Carolina Pro Musica presented a program of lessons and carols for the Christmas season at St. Mary’s Chapel near downtown Charlotte. The recital demonstrated to its audience both the joys and the hazards of early music recitals presented on period instruments. The joys are the discovery by audience members of hitherto unheard works and the intended sound of works that they may have previously heard only filtered through 19th century romanticism. The hazards are spending too much time analyzing what one is hearing.
While I did experience some emotional highs, I fear this concert appealed more to my head than to my heart. I frequently found myself analyzing a selection, considering its role in the history of Western music, thinking of what was to come next in musical development rather than leaning back and reveling in the work at hand. An example would be the Erhard Bodenschatz “Joseph lieber, Joseph mein,” a competent 16th century precursor to J.S. Bach’s masterpieces. The Bodenschatz carol was informative but not memorable. This German Lutheran composer may have been a worthy, and certainly an interesting, precursor but as the saying goes, “Erhard Bodenschatz is no Johann Sebastian Bach.”

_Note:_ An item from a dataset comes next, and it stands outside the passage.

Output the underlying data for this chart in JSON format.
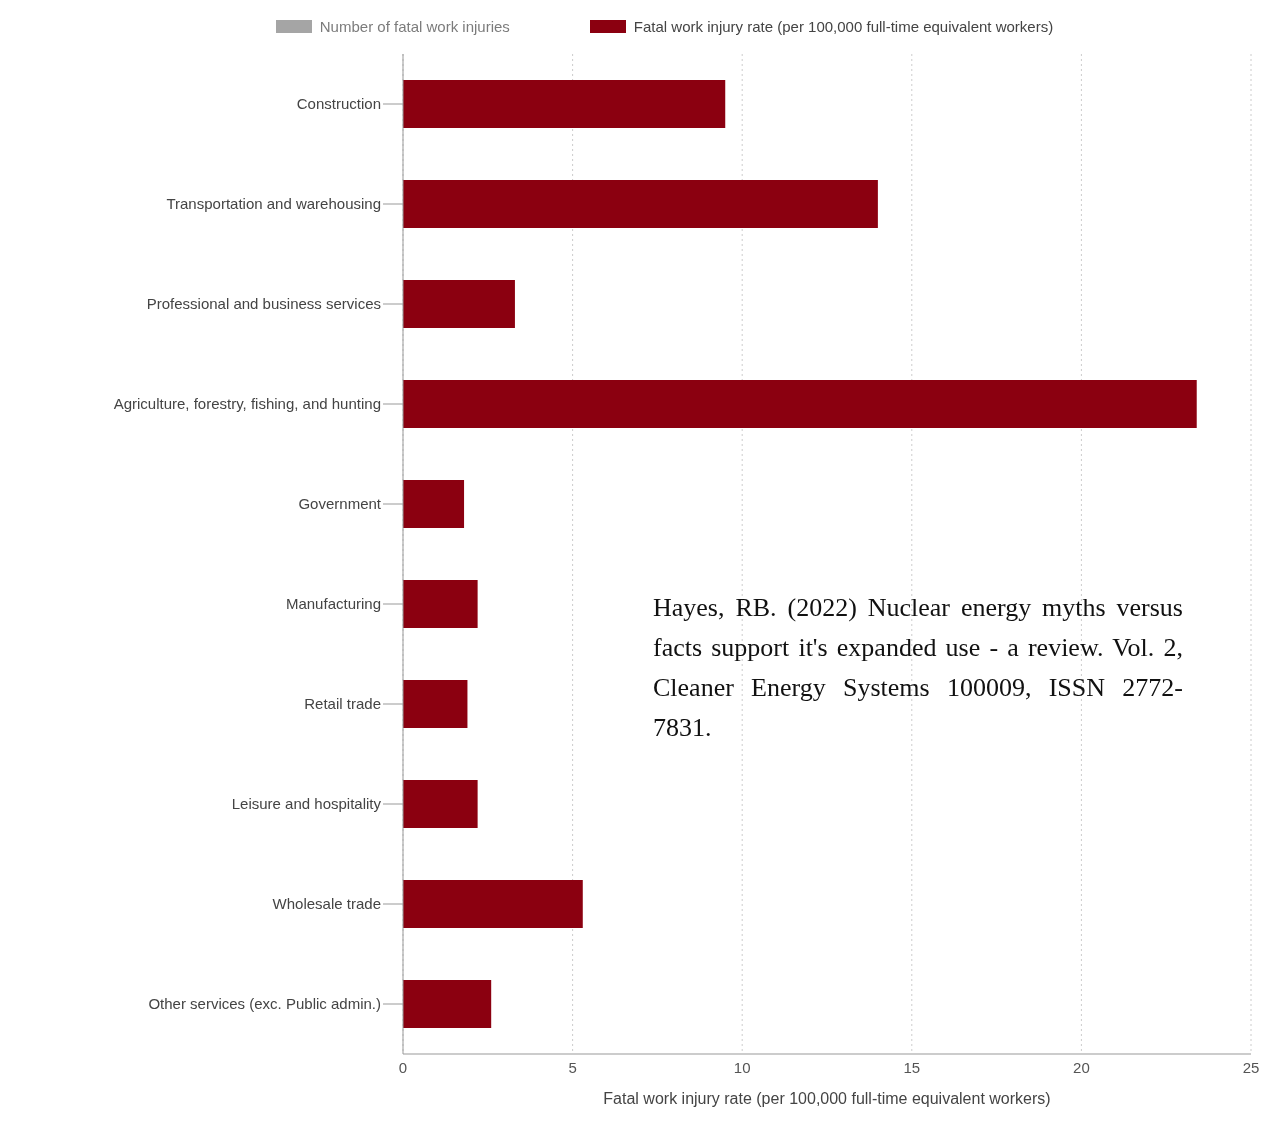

I also spent time pondering the 1582 Finnish songbook Piae Cantiones, a compilation from which four carols had been chosen for this concert. Some selections from Piae Cantiones moved me. I especially liked the opening “Personent Hodie” and the “Divinum Mysterium” that occurred later in the concert. Other high points included Caspar Othmayr’s “Nun komm der Heiden Heiland” with its fine counterpoint and “Cuncti simus concanentes” taken from the 1399 song collection compiled at the Benedictine monastery of the Black Virgin near Barcelona. The Catalonian syncopation of the latter work was a welcome relief from the uniform rhythmic treatments favored by the German composers who dominated the program.
The Carolina Pro Musica musicians were Karen Hite Jacob (artistic director, harpsichord, recorder, harp, percussion, voice), Holly Wright Maurer (viola da gamba, recorder, voice), Rebecca Miller Saunders (soprano, percussion) and Edward Ferrell (recorders, guitar, voice). All of these players are well schooled in period music and performed with authority. This program was presented with just one male musician, and thus without the ability to have two male vocal parts in any of the works.
A capacity crowd of some 120 people attended the 7:00 pm performance; a second performance was to follow at 8:30 pm. My principal disappointment was the dry acoustics of St. Mary’s Chapel. Vocal technique for the period of early music includes no pitch vibrato, so without the acoustic presence provided by a resonant performing space, the music lacks full body. The entire December 5 program sounded thin to those who have heard performances at Belmont Abbey College. Carolina Pro Musica has available for sale a fine CD of their 2008 Christmas Concert, and to my ears that was a more satisfying concert than this year’s production, primarily because of the fine acoustics in the Abbey Basilica.